Deviation from the Omori law as the result of the trigger impact of round‐the‐world surface seismic waves on the source of strong earthquakes

In recent works we have discovered and described new previously unknown patterns in the dynamics of the aftershock flow (Gugliemi, Zotov, 2013; Gugliemi, Zotov, Zavyalov, 2014; Gugliemi, Zavyalov, Zotov, Lavrov, 2017). One of these is that the strongest aftershock of a strong earthquake can be induced by a surface seismic wave that made a revolution around the Earth and returned to the epicentral zone of the main shock after about 3 hours. We called his phenomenon «the round-the-world seismic echo effect». In the author’s opinion, the physical nature of this phenomenon consists in the fact that superposition leads to a concentration of wave energy when the convergent surface waves reach the epicentral zone (cumulative effect). The effect of the first seismic echo is most clearly manifested.

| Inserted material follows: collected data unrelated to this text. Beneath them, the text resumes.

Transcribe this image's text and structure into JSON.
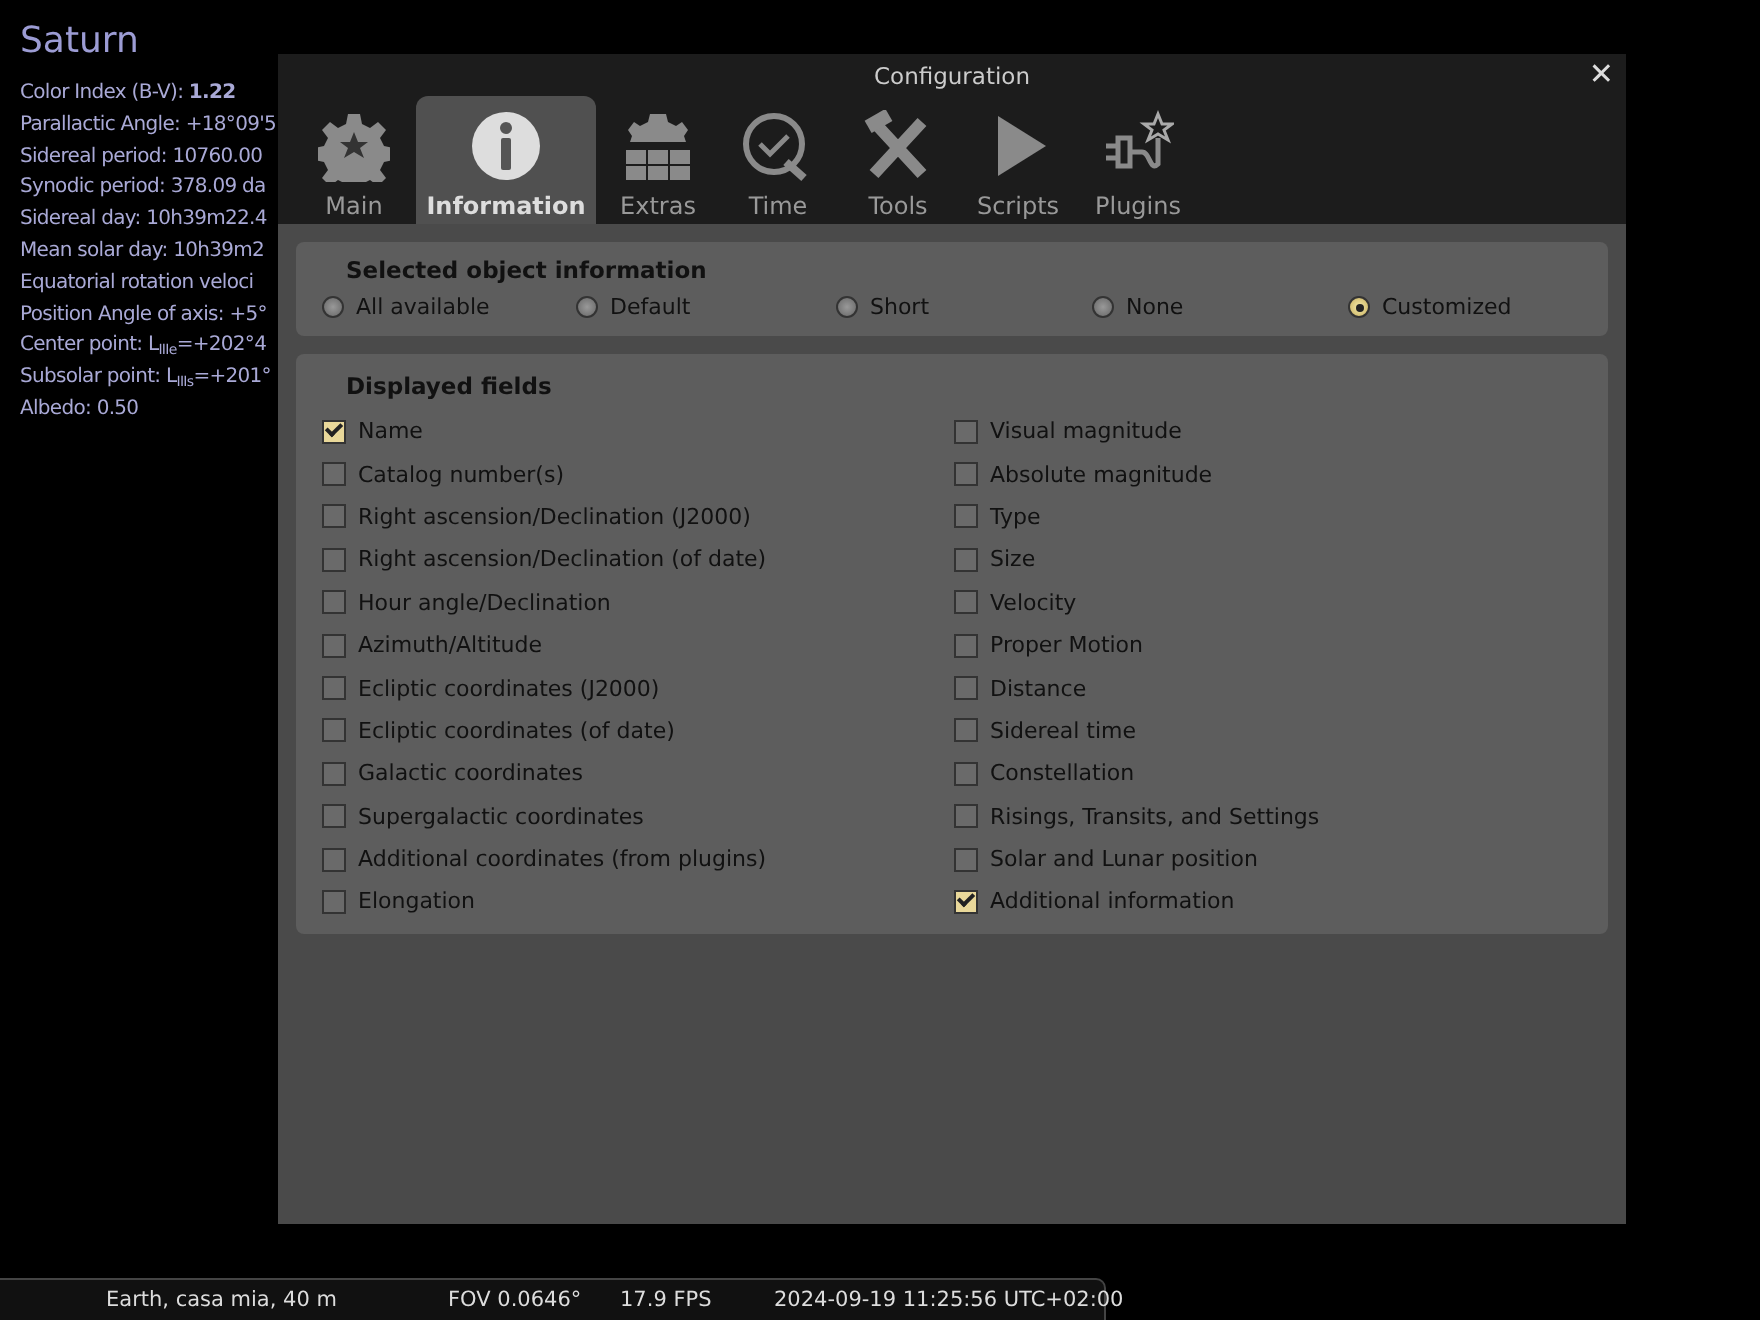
{
  "object_info": {
    "title": "Saturn",
    "lines": [
      "Color Index (B-V): **1.22**",
      "Parallactic Angle: +18°09'5",
      "Sidereal period: 10760.00",
      "Synodic period: 378.09 da",
      "Sidereal day: 10h39m22.4",
      "Mean solar day: 10h39m2",
      "Equatorial rotation veloci",
      "Position Angle of axis: +5°",
      "Center point: L$_{IIIe}$=+202°4",
      "Subsolar point: L$_{IIIs}$=+201°",
      "Albedo: 0.50"
    ]
  },
  "dialog": {
    "title": "Configuration",
    "close": "✕",
    "tabs": [
      {
        "label": "Main",
        "selected": false
      },
      {
        "label": "Information",
        "selected": true
      },
      {
        "label": "Extras",
        "selected": false
      },
      {
        "label": "Time",
        "selected": false
      },
      {
        "label": "Tools",
        "selected": false
      },
      {
        "label": "Scripts",
        "selected": false
      },
      {
        "label": "Plugins",
        "selected": false
      }
    ],
    "selected_object_information": {
      "title": "Selected object information",
      "options": [
        {
          "label": "All available",
          "selected": false
        },
        {
          "label": "Default",
          "selected": false
        },
        {
          "label": "Short",
          "selected": false
        },
        {
          "label": "None",
          "selected": false
        },
        {
          "label": "Customized",
          "selected": true
        }
      ]
    },
    "displayed_fields": {
      "title": "Displayed fields",
      "columns": [
        [
          {
            "label": "Name",
            "checked": true
          },
          {
            "label": "Catalog number(s)",
            "checked": false
          },
          {
            "label": "Right ascension/Declination (J2000)",
            "checked": false
          },
          {
            "label": "Right ascension/Declination (of date)",
            "checked": false
          },
          {
            "label": "Hour angle/Declination",
            "checked": false
          },
          {
            "label": "Azimuth/Altitude",
            "checked": false
          },
          {
            "label": "Ecliptic coordinates (J2000)",
            "checked": false
          },
          {
            "label": "Ecliptic coordinates (of date)",
            "checked": false
          },
          {
            "label": "Galactic coordinates",
            "checked": false
          },
          {
            "label": "Supergalactic coordinates",
            "checked": false
          },
          {
            "label": "Additional coordinates (from plugins)",
            "checked": false
          },
          {
            "label": "Elongation",
            "checked": false
          }
        ],
        [
          {
            "label": "Visual magnitude",
            "checked": false
          },
          {
            "label": "Absolute magnitude",
            "checked": false
          },
          {
            "label": "Type",
            "checked": false
          },
          {
            "label": "Size",
            "checked": false
          },
          {
            "label": "Velocity",
            "checked": false
          },
          {
            "label": "Proper Motion",
            "checked": false
          },
          {
            "label": "Distance",
            "checked": false
          },
          {
            "label": "Sidereal time",
            "checked": false
          },
          {
            "label": "Constellation",
            "checked": false
          },
          {
            "label": "Risings, Transits, and Settings",
            "checked": false
          },
          {
            "label": "Solar and Lunar position",
            "checked": false
          },
          {
            "label": "Additional information",
            "checked": true
          }
        ]
      ]
    }
  },
  "status_bar": {
    "location": "Earth, casa mia, 40 m",
    "fov": "FOV 0.0646°",
    "fps": "17.9 FPS",
    "datetime": "2024-09-19 11:25:56 UTC+02:00"
  }
}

In this case, in the vicinity of 3 hours relative to the time of the main shock, a statistically significant deviation of the aftershock process from the hyperbolic Omori law (Zotov, Zavyalov, Gugliemi, Lavrov, 2018)is observed. To explain this on the basis of a formal analogy between the attenuation of aftershock activity in the lithosphere and the recombination of charged particles in the ionosphere a differential equation of aftershocks is proposed (Gugliemi, Zavyalov, 2018). The general solution of the equation preserves the hyperbolic structure of the Omori law but at the same time makes it possible to flexibly model nonstationarity of rocks in the earthquake source that "cools down" after the main shock. The general solution also makes it possible to take into account the non-monotonic dependence of aftershock frequency decrease in time that arises under impact on the earthquake source of endogenous and exogenous triggers. This presentation is devoted to a detailed statistical analysis of the effect of the round-the-world seismic echo based on the data of the global and regional catalogs over a long period of instrumental seismological observations.